2. Each material has its own marks—flint is directional line work, metal is stippling, pottery is a more organic mix of both etc. The marks you use act as a key to immediately identify an artefact and its material.
3. A scale must always be included. Just as with object and excavation photography there should always be an appropriate scale included.
4. Objects should be drawn with publication in mind—if you are drawing a 3cm long arrowhead at 1:1 scale, be aware of how the image may lose sharpness if blown up for an A2 poster presentation or display on a whiteboard.

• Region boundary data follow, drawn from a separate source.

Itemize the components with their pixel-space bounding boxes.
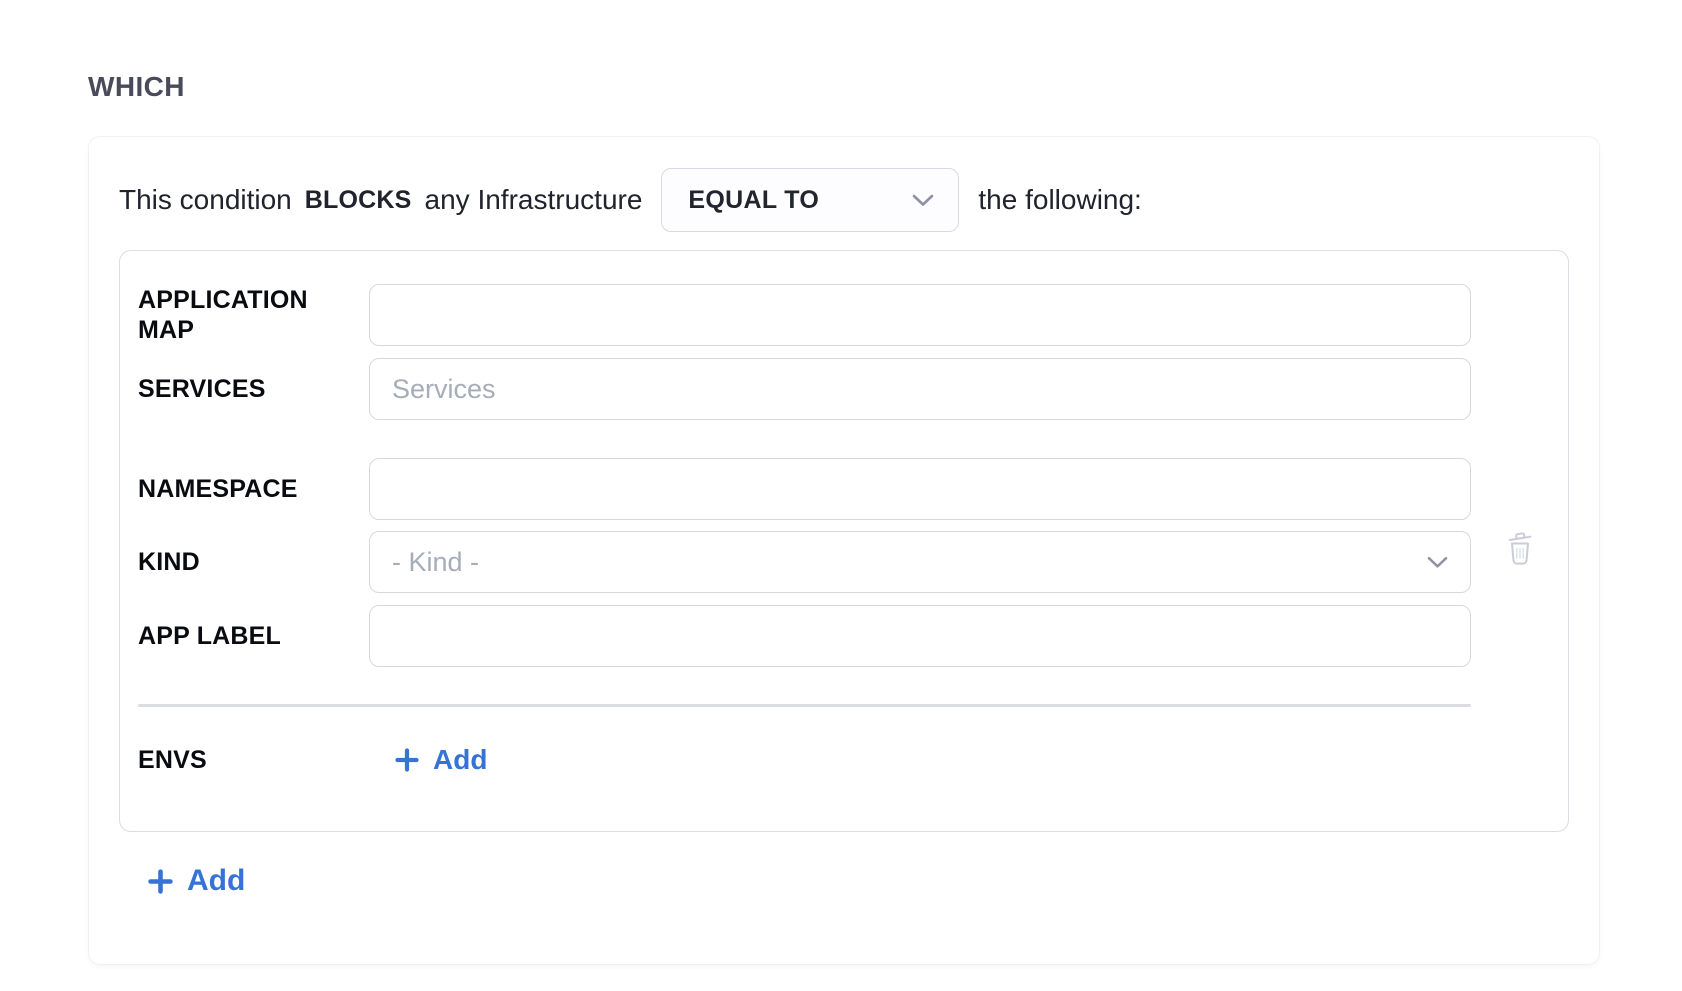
field-row-app-label: APP LABEL [138, 605, 1471, 667]
add-infrastructure-label: Add [187, 864, 245, 898]
add-env-button[interactable]: Add [395, 744, 487, 776]
operator-dropdown[interactable]: EQUAL TO [661, 168, 959, 232]
condition-card: This condition BLOCKS any Infrastructure… [88, 136, 1600, 965]
condition-sentence: This condition BLOCKS any Infrastructure… [119, 168, 1569, 232]
app-label-input[interactable] [369, 605, 1471, 667]
divider [138, 704, 1471, 707]
kind-select-placeholder: - Kind - [392, 547, 479, 578]
field-row-namespace: NAMESPACE [138, 458, 1471, 520]
condition-action: BLOCKS [305, 186, 412, 215]
sentence-middle: any Infrastructure [425, 184, 643, 216]
namespace-input[interactable] [369, 458, 1471, 520]
namespace-label: NAMESPACE [138, 474, 369, 505]
field-row-application-map: APPLICATION MAP [138, 284, 1471, 346]
page-title: WHICH [88, 71, 1682, 103]
chevron-down-icon [1427, 556, 1448, 569]
app-label-label: APP LABEL [138, 621, 369, 652]
sentence-suffix: the following: [978, 184, 1141, 216]
page: WHICH This condition BLOCKS any Infrastr… [0, 0, 1682, 965]
services-label: SERVICES [138, 374, 369, 405]
kind-label: KIND [138, 547, 369, 578]
plus-icon [395, 748, 419, 772]
add-infrastructure-button[interactable]: Add [148, 864, 245, 898]
application-map-input[interactable] [369, 284, 1471, 346]
application-map-label: APPLICATION MAP [138, 285, 369, 346]
services-input[interactable] [369, 358, 1471, 420]
trash-icon [1506, 527, 1534, 567]
delete-infrastructure-button[interactable] [1505, 527, 1535, 567]
field-row-services: SERVICES [138, 358, 1471, 420]
sentence-prefix: This condition [119, 184, 292, 216]
operator-value: EQUAL TO [688, 186, 819, 215]
kind-select[interactable]: - Kind - [369, 531, 1471, 593]
add-infrastructure-row: Add [148, 864, 1569, 899]
plus-icon [148, 869, 173, 894]
field-row-kind: KIND - Kind - [138, 531, 1471, 593]
envs-label: ENVS [138, 745, 369, 776]
field-row-envs: ENVS Add [138, 744, 1471, 776]
chevron-down-icon [912, 194, 934, 207]
infrastructure-panel: APPLICATION MAP SERVICES NAMESPACE KIND … [119, 250, 1569, 832]
add-env-label: Add [433, 744, 487, 776]
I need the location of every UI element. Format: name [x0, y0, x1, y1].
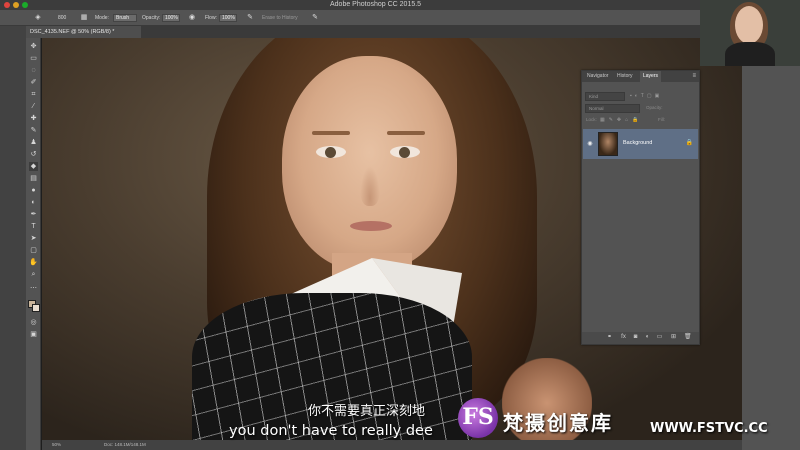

Equally, bigger drawings should avoid having areas of shading that are too heavy, as when the image is reduced for A4 printing in a book, the darker areas may condense down and bleed into nothing more than a blob of black ink.
5. Whilst not necessarily a main principle, I prefer to draw the objects by hand with high-quality pens, only tidying up the linework digitally using Adobe packages. I find that physically drawing on paper gives you more control when recreating linework than using a digital tablet. However, this can differ between artists.
I hope you have enjoyed reading this short blog. I wanted it to serve as an introduction to not only myself, but some of the exciting work taking place at the Egypt Centre and the techniques behind it!